Winterbottom docudrama headed for foreign territories

BERLIN — Helmer Michael Winterbottom’s “Road to Guantanamo,” a likely Golden Bear-winner, and Guantanamo’s former Camp X-Ray detainees created flurries at the end of Berlin Film Festival on Friday.

The latter were very briefly held for questioning by British authorities on their return to the U.K. Thursday after doing the rounds of press conferences at Berlin, while the pic was a hit for international sales outfit The Works.

“Guantanamo” was detained by Alta for distribution in Spain, Art Films in Brazil, Palace in Australia and New Zealand, Falcom Media for Germany and Austria, The Klockworx in Japan, CTV in France, Fandango in Italy, Prooptiki in Greece and Cyprus, Budapest Film for Hungary, Elite for Switzerland, Pi films in Turkey and CNAC for Venezuela.

Given the movie’s ability to provoke in the U.S., a North American deal remains days or weeks off.
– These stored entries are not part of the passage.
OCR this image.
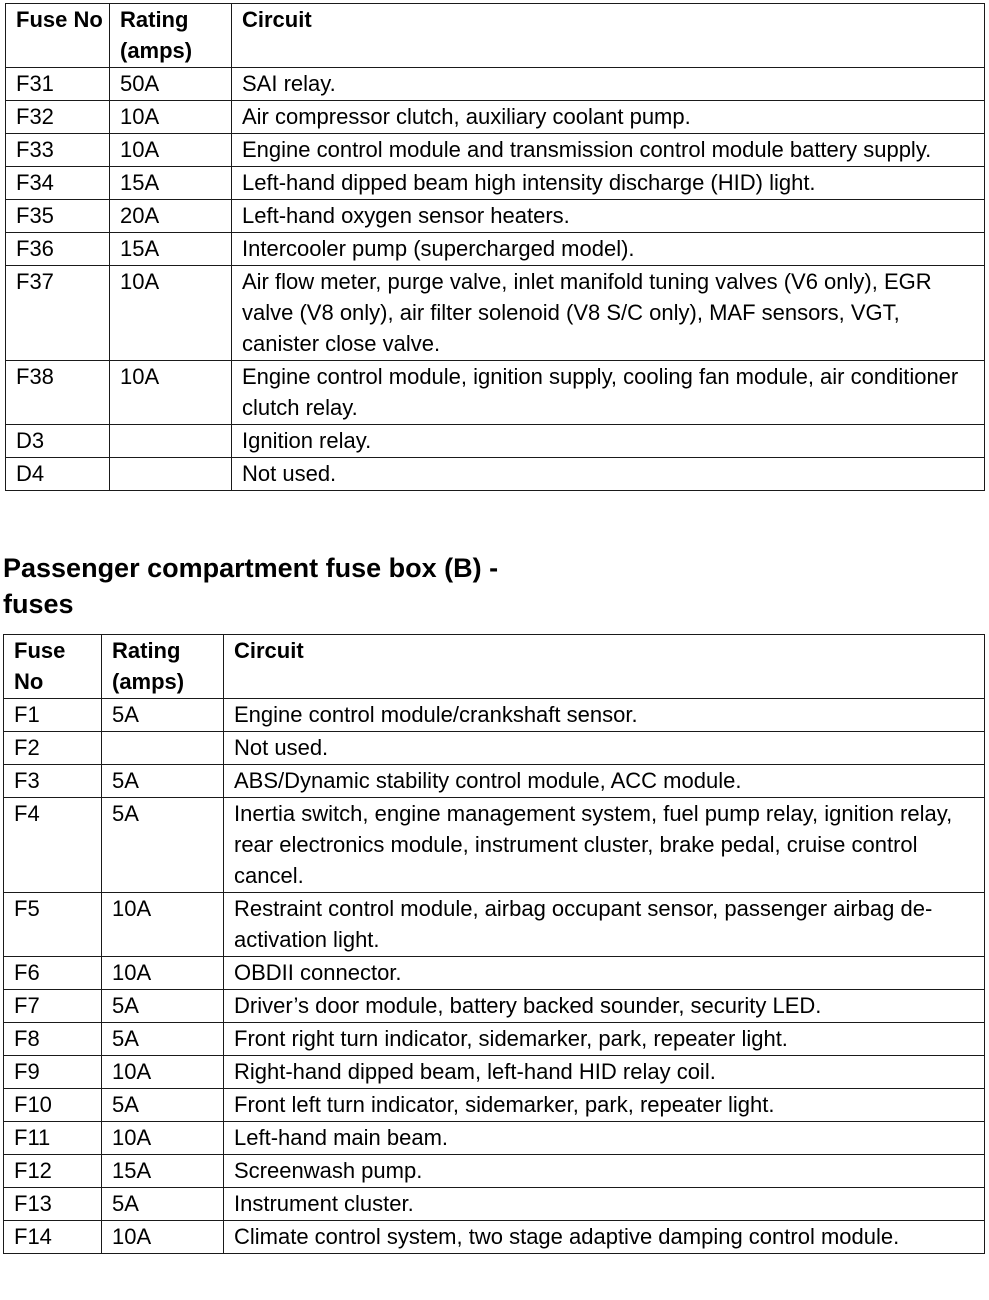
Fuse No	Rating (amps)	Circuit
F31	50A	SAI relay.
F32	10A	Air compressor clutch, auxiliary coolant pump.
F33	10A	Engine control module and transmission control module battery supply.
F34	15A	Left-hand dipped beam high intensity discharge (HID) light.
F35	20A	Left-hand oxygen sensor heaters.
F36	15A	Intercooler pump (supercharged model).
F37	10A	Air flow meter, purge valve, inlet manifold tuning valves (V6 only), EGR valve (V8 only), air filter solenoid (V8 S/C only), MAF sensors, VGT, canister close valve.
F38	10A	Engine control module, ignition supply, cooling fan module, air conditioner clutch relay.
D3		Ignition relay.
D4		Not used.
Passenger compartment fuse box (B) - fuses
Fuse No	Rating (amps)	Circuit
F1	5A	Engine control module/crankshaft sensor.
F2		Not used.
F3	5A	ABS/Dynamic stability control module, ACC module.
F4	5A	Inertia switch, engine management system, fuel pump relay, ignition relay, rear electronics module, instrument cluster, brake pedal, cruise control cancel.
F5	10A	Restraint control module, airbag occupant sensor, passenger airbag de-activation light.
F6	10A	OBDII connector.
F7	5A	Driver’s door module, battery backed sounder, security LED.
F8	5A	Front right turn indicator, sidemarker, park, repeater light.
F9	10A	Right-hand dipped beam, left-hand HID relay coil.
F10	5A	Front left turn indicator, sidemarker, park, repeater light.
F11	10A	Left-hand main beam.
F12	15A	Screenwash pump.
F13	5A	Instrument cluster.
F14	10A	Climate control system, two stage adaptive damping control module.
But The Works prexy Joy Wong was also holding firm offers from Scandinavia, Mexico, Argentina, South Korea and countries from the former Yugoslavia.
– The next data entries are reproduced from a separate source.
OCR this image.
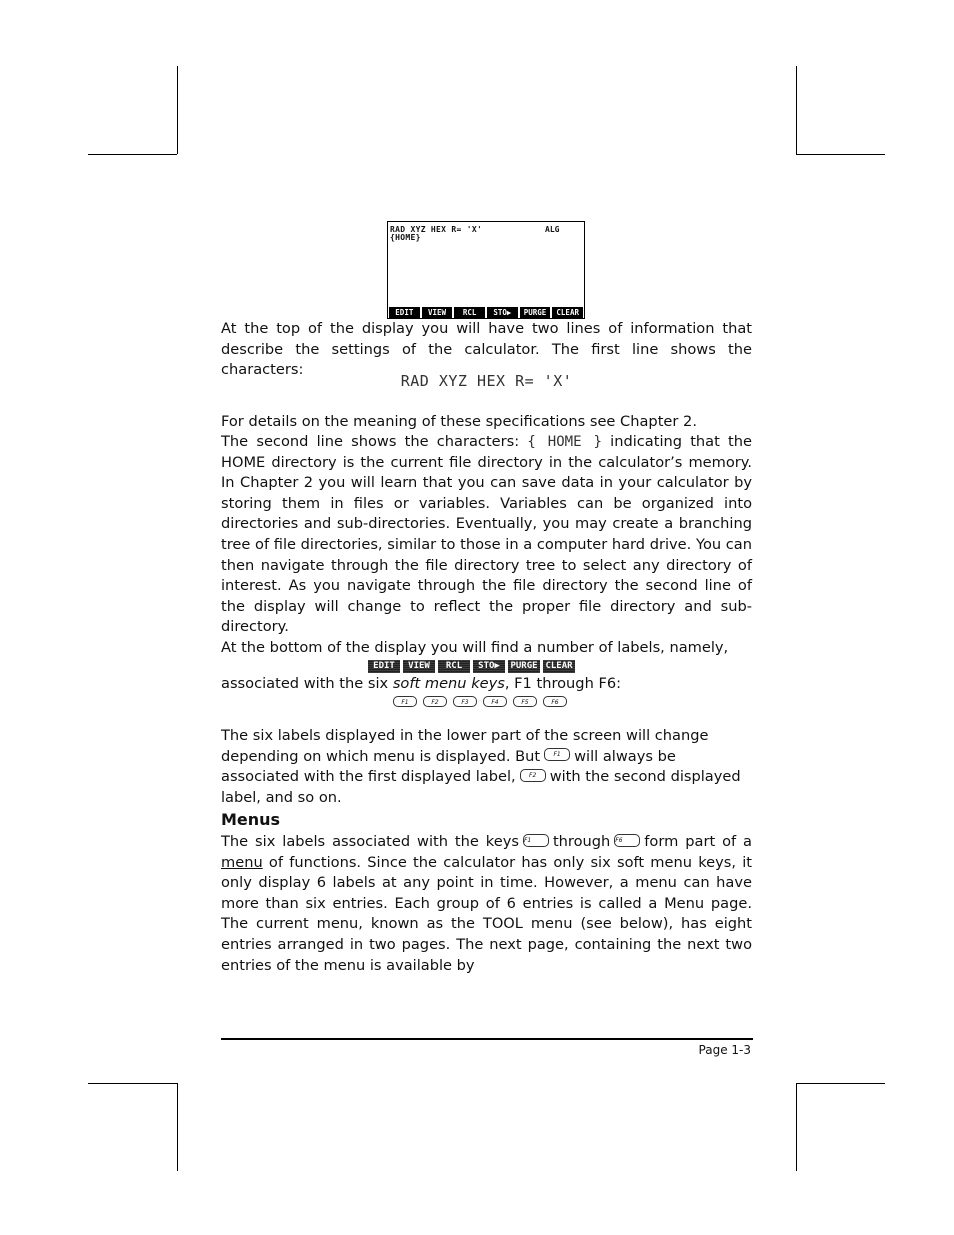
RAD XYZ HEX R= 'X'	ALG
{HOME}
EDIT	VIEW	RCL	STO▶	PURGE	CLEAR
At the top of the display you will have two lines of information that describe the settings of the calculator. The first line shows the characters:
RAD XYZ HEX R= 'X'
For details on the meaning of these specifications see Chapter 2.
The second line shows the characters: { HOME } indicating that the HOME directory is the current file directory in the calculator’s memory. In Chapter 2 you will learn that you can save data in your calculator by storing them in files or variables. Variables can be organized into directories and sub-directories. Eventually, you may create a branching tree of file directories, similar to those in a computer hard drive. You can then navigate through the file directory tree to select any directory of interest. As you navigate through the file directory the second line of the display will change to reflect the proper file directory and sub-directory.
At the bottom of the display you will find a number of labels, namely,
EDIT	VIEW	RCL	STO▶	PURGE CLEAR
associated with the six soft menu keys, F1 through F6:
F1	F2	F3	F4	F5	F6
The six labels displayed in the lower part of the screen will change depending on which menu is displayed. But F1 will always be associated with the first displayed label, F2 with the second displayed label, and so on.
Menus
The six labels associated with the keys F1 through F6 form part of a menu of functions. Since the calculator has only six soft menu keys, it only display 6 labels at any point in time. However, a menu can have more than six entries. Each group of 6 entries is called a Menu page. The current menu, known as the TOOL menu (see below), has eight entries arranged in two pages. The next page, containing the next two entries of the menu is available by
Page 1-3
Winterbottom’s other Berlin title, “A Cock and Bull Story,” an adaptation of 18th century novel “Tristram Shandy,” was sold to I.A. Distribution for France, Madman for Australia and New Zealand, Atlantic Film for Scandinavia and Greenlight for Iceland.

The Works’ other film about outlaws, “The Proposition” helmed by John Hillcoat, was sold to California Film for Brazil, J-Bics for Thailand, Tuck for the former Yugoslavia and New Films for Romania.